Skip to content

15 Comments

  1. Elizabeth Wilson
    05 February 2015 @ 12:01 pm

    Similar to a secret ballot, this technology may increase the likelihood of results that reflect the conscience of the voters. As Iseminger suggested, electronic voting can help ease the peer pressure and superior pressure that some delegates may feel. I think it’s a good idea.

  2. Pastor Ken Lockwood, Retired 2007
    06 February 2015 @ 8:51 pm

    Well-spoken, Elizabeth.

  3. Patricia Harvey
    07 February 2015 @ 3:33 am

    IF PEOPLE DO NOT REALISE THAT AS DELEGATE, THEIR DUTY IS TO stand for truth regardless of who is around, then the wrong person was chosen. Many of us are just spineless wonders and even in a church setting cannot stand for truth. God’s way is open and honest and from the time we began to operate in secret, we were in the devil’s territory. The trouble is, we persist in it at all times to the detriment of the church. Each man should be apprised of his responsibility to make BIBLICAL decisions and stand alone in doing so.

    • Elaine Nelson
      07 February 2015 @ 11:35 am

      What about lots that were thrown for decisions? That ws very secretive.

      • Pete
        09 February 2015 @ 4:42 am

        What is so ‘secretive’ about casting lots? All gathered beheld the casting of the lot and its result with their own eyes. There was absolutely nothing secretive about it. Let us not attempt to grasp at straws which do not exist simply because we disagree with an idea.

        Patricia is correct. Jesus was clear about transparence. He did not thing in secret. And if the delegates have no moral fibre and are able to be pressured and influenced simply because of a higher administrator’s position and favor, then these should be removed as they have failed the call for “men who cannot be bought or sold.” If we cannot vote openly with honesty, then any vote cast will bring harm to the global body.

  4. Patricia Harvey
    07 February 2015 @ 3:38 am

    The greatest want of the world [and the church]is a want of men; men who will not be bought or sold; men who are as true to duty as the needle is to the pole; men who will stand for truth though the heaven’s fall. Sis. White. She was sooo right!!

    • Brad Litchfield
      07 February 2015 @ 6:34 pm

      Doesn’t this “greatest want of the world” speech come from Rudyard Kipling (sp?)??? Not EGW.

      • Ervin Taylor
        08 February 2015 @ 3:54 pm

        Mr. Litchfield is absolutely correct.
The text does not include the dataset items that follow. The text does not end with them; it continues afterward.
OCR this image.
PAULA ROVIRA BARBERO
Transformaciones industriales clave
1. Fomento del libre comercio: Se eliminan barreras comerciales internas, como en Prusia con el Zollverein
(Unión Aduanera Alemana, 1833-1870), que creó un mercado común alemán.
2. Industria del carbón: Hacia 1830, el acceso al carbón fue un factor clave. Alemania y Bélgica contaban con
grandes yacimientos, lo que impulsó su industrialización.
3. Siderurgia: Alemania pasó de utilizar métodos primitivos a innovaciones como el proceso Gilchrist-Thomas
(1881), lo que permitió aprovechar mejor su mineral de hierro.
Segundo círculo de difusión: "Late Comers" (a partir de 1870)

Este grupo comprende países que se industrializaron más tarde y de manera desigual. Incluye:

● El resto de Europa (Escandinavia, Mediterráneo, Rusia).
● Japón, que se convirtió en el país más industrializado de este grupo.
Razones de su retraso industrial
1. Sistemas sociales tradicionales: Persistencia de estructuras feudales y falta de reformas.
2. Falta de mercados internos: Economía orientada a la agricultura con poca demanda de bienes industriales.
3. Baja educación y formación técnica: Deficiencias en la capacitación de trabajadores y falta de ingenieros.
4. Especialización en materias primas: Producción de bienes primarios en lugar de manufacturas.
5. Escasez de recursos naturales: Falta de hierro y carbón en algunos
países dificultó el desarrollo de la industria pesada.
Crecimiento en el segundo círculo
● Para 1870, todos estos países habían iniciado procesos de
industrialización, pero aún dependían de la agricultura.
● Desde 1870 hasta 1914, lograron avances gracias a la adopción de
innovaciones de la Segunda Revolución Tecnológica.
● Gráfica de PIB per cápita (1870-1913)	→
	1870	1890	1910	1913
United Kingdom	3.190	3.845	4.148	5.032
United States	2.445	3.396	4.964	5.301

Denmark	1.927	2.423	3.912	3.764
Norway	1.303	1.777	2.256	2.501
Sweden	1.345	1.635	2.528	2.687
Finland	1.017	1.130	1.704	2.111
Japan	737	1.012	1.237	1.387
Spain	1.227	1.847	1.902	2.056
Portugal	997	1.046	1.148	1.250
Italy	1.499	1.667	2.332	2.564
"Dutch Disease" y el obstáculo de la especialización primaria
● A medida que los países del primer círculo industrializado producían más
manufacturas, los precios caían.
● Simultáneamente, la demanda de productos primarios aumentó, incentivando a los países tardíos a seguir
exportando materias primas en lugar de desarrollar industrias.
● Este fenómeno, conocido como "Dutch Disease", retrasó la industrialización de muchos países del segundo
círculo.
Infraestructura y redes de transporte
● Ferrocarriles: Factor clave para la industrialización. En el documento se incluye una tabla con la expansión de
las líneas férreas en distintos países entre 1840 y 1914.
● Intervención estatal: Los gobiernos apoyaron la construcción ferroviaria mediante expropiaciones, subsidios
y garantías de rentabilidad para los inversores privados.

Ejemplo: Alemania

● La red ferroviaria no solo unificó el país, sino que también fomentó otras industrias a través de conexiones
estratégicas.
At least, EGW or, more correctly, her editors were reading good literature at that time and “borrowing” good quotes.

        • Trevor Hammond [22oct1844]
          08 February 2015 @ 8:14 pm

          It is very rarely that Dr. Taylor will say that something is “absolutely correct.” So the onus is on him to prove that Rudyard Kipling said all the words in this “greatest want of the world” quote. Mr. Litchfield’s guessing on something like this should also be put to the test. Prove it sirs…that “Kipling” was the original author of the words quoted and that EGW’s “editors” “borrowed” from Kipling. As you are both so sure of this, it is very likely something that is very easy to prove. No?

  5. Les Sturgis
    07 February 2015 @ 10:10 am

    Great News that this will be used ! I have be a participant with this method at several national meetings and this works great.
    This will reduce the appearance of a delegate being cohearsted by others to vote a “certain” way and vote their “heart” on matters that will have great importance on the world-wide church. There will always be individuals / groups that are unhappy with the decision made, but we ALL will follow what WE as individuals believe is RIGHT and JUST !

    • Brad Litchfield
      07 February 2015 @ 6:47 pm

      It is about time! An e-voting system has been used for many years by the US House of Representatives,and it only has 435 voting members.

      However, the US Senate, with 100 members does not use e-voting. (I think Senate still has ceremonial brass spittoons; not needed for GC session, however.)

  6. RT1C
    07 February 2015 @ 9:28 pm

    Maybe each vote will be traceable to an individual and a record kept? Is there a reliable guarantee that this won’t happen? Will delegates trust it?

  7. Trevor Hammond [22oct1844]
    07 February 2015 @ 10:16 pm

    The prospective delegates should be allowed to make the decision on whether this form of voting should be used: 1] after they are fully briefed on the voting procedure, 2] how it works, and 3]making sure they know how to use the voting devices correctly. If this new e-vote process has delegates inadvertently making mistakes when voting takes place or leaving them confused for whatever reason, it will not be worth their while using this method.

    If the delegates aren’t allowed to decide, then Administrators should make pretty sure that the three points made above are properly carried out. The last thing we would want is to have the voting turn out to be a farce.

  8. George Tichy
    08 February 2015 @ 8:46 am

    Are the hackers done with their work yet? … LOL

  9. Oliver Smith
    09 February 2015 @ 5:00 am

    The problem is not an eventually glitch of electronic devices, but the way the GC delegates are chosen.